There has been much recent interest in the proposed relationship between school start times and adolescent sleepiness. Although adolescents tend to have a sleep 'phase-delay', such that they tend toward later bedtimes and rising times, school start times become earlier and earlier as students progress from elementary, to junior high, to high school. Preliminary cross-sectional studies suggest that high school students attending schools with an earlier start time tend to get less sleep than those attending high schools with a later start time (Allen, 1991), and that total sleep tends to decrease as students transition from junior high to an earlier-starting high school (Carskadon, Wolfson, Acebo, Tzischinsky, & Seifer, 1998).

The Minneapolis public school system instituted a change in school start times beginning with the 1997-1998 school year. High school start times were moved from 7:15 to 8:40 a.m. and middle school start times were shifted from 7:40 to 9:40. Individual elementary school start times were set at 7:40, 8:40, or 9:40. Kubow, Wahlstrom, and Bemis (1999) have reported the preliminary results of teacher surveys and teacher and student focus groups regarding the perceived effects of the change in school start time.
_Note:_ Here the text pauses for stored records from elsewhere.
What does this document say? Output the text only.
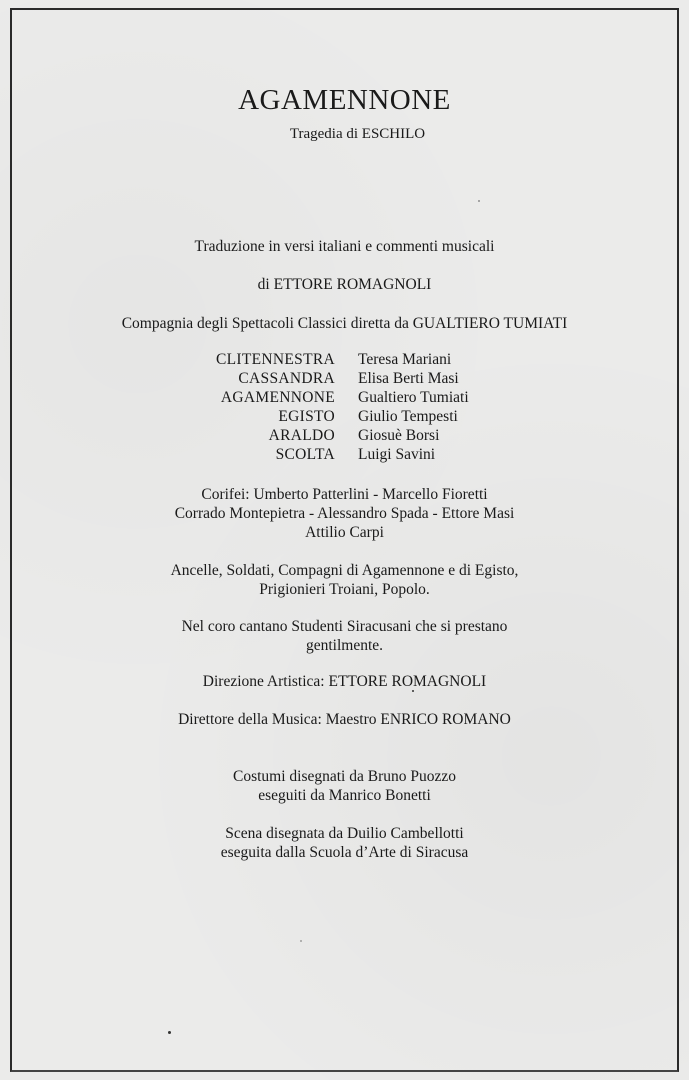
AGAMENNONE
Tragedia di ESCHILO
Traduzione in versi italiani e commenti musicali
di ETTORE ROMAGNOLI
Compagnia degli Spettacoli Classici diretta da GUALTIERO TUMIATI
CLITENNESTRA Teresa Mariani
CASSANDRA Elisa Berti Masi
AGAMENNONE Gualtiero Tumiati
EGISTO Giulio Tempesti
ARALDO Giosuè Borsi
SCOLTA Luigi Savini
Corifei: Umberto Patterlini - Marcello Fioretti
Corrado Montepietra - Alessandro Spada - Ettore Masi
Attilio Carpi
Ancelle, Soldati, Compagni di Agamennone e di Egisto,
Prigionieri Troiani, Popolo.
Nel coro cantano Studenti Siracusani che si prestano
gentilmente.
Direzione Artistica: ETTORE ROMAGNOLI
Direttore della Musica: Maestro ENRICO ROMANO
Costumi disegnati da Bruno Puozzo
eseguiti da Manrico Bonetti
Scena disegnata da Duilio Cambellotti
eseguita dalla Scuola d’Arte di Siracusa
The reactions were mixed. More than half (57%) of the high school teachers reported that students were more alert during morning classes than they had been with the earlier start time. There were concerns among urban students and their teachers, however, that the new schedule interfered with students' available time for homework and studying as well as with their work hours and income, social opportunities, and extracurricular activities. Teachers also noted safety considerations associated with the later school end-time. Interestingly, suburban high school students and teachers tended to have a more positive take on the later school start time. The study authors propose that the later school start-time may influence different school populations in different ways, due to disparities in the availability of private transportation and/or other factors. Although not at all definitive, these findings suggest that changing school start-times in response to concerns about adolescent sleepiness is likely to have both positive and negative consequences.